Crisi ancora aperta e quasi guerra nel cuore del mondo arabo sunnita e petrolifero, ma era tutta un montatura. Trama giallistica da Stati quasi fantoccio. Un offesa ad Arabia Saudita e al mondo sunnita inventata scatenare un guerra ed eliminare una dinastia nemica dalla guida del Qatar. Doppio inganno, al Qatar bersaglio e agli ‘alleati petroliferi’ e non coinvolti.
Clamoroso colpo di scena grazie al lavoro dell’intelligence Usa e alle rivelazioni forse non del tutto casuali del Washington Post.
Ora, ovviamente, rimescolamento di carte e rese dei conti incrociate e complesse, il quello strano mondo dispotico di discendenze tribali/reali incrociate
Cosa è accaduto
Il 24 maggio scorso, sull’agenzia di Stato qatarina e gli account social di personalità come i ministri degli Esteri, apparivano all’improvvisamente una serie di dichiarazioni di fuoco da parte dell’Emiro del Qatar, un’aperta sfida all’Arabia Saudita e alla linea anti-Iran appena delineata al vertice di Riad.
Nelle dichiarazioni virgolettate, l’emiro Tamim bin Hamad al-Thani esaltava Teheran come “grande potenza islamica” e faceva l’elogio dei Fratelli musulmani e in particolare di Hamas, appena indicato in occidente come uno dei pilastri del nuovo asse del male.
Dichiarazioni sono state il detonatore della crisi che ha portato alla rottura delle relazioni diplomatiche e al blocco economico e commerciale del Qatar da parte di Arabia saudita, Egitto, Emirati e Bahrein.
Dichiarazioni inventate, si è difesa da sempre Doha, mai creduta dai Quattro, compreso il ‘traditore’ nel mazzo.
Colpo di scena spionistico
Ora il Washington Post conferma la versione qatarina. L’Intelligence Usa ha scoperto che l’attacco hacker c’è stato e che è stato discusso nei dettagli da “membri di alto livello del governo” degli Emirati il giorno prima, il 23 maggio. Non è ancora certo invece se l’attacco sia stato condotto direttamente dagli emiratini o sia stato appaltato a qualche gruppo specializzato.

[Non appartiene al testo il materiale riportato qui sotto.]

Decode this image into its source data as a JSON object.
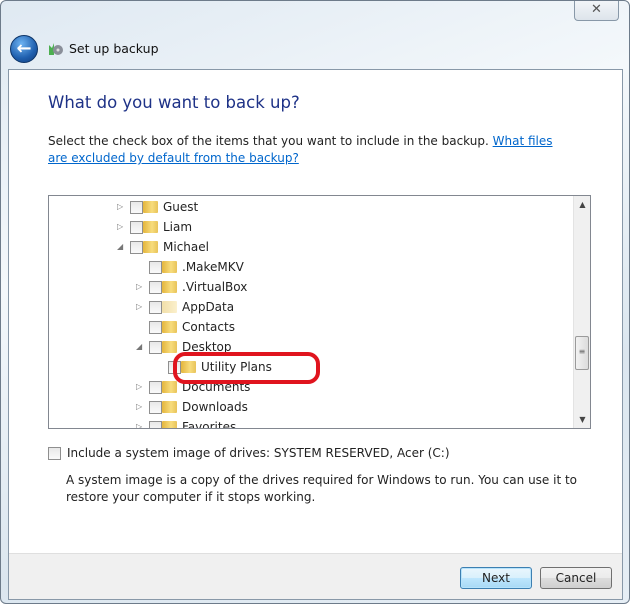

Gli Emirati, che adesso dovranno dare qualche spiegazione anche agli ‘alleati coinvolti nella sceneggiata quasi bellica, hanno smentito e accusato il Washington Post di aver pubblicato un “falso”. Ma i segnali che qualcosa non convinceva gli americani nell’azione dei Quattro si erano moltiplicati negli ultimi giorni, con il segretario di Stato Rex Tillerson che faceva la spola fra le capitali del Golfo. Tillerson che ha firmato con il Qatar un accordo per la lotta la finanziamento del terrorismo e si è mostrato via via più freddo con gli altri alleati.
Una mazzata ai Quattro
Poi sono arrivate le rivelazioni dell’Intelligence al Washington Post, certo non a caso. Una mazzata a tutta la strategia dei Quattro. Subito dopo l’attacco hacker avevano messo al bando tutti i media qatarini e cominciato un progressivo “strangolamento” con due ultimatum, uno corredato da 13 richieste molto specifiche, la più controversa quella di chiudere la tv satellitare panaraba Al-Jazeera. Tillerson aveva mantenuto una posizione neutrale, mentre il presidente Donald Trump si era schierato con sauditi e alleati.
Ulteriore inciampo della strategia personalistica della Casa Bianca, nello scegliere di volta in volta l’alleato privilegiato, più sulla spinta del fare il contrario rispetto ad Obama, che per valutazioni politico strategiche condivise con il Dipartimento di Stato e Pentagono.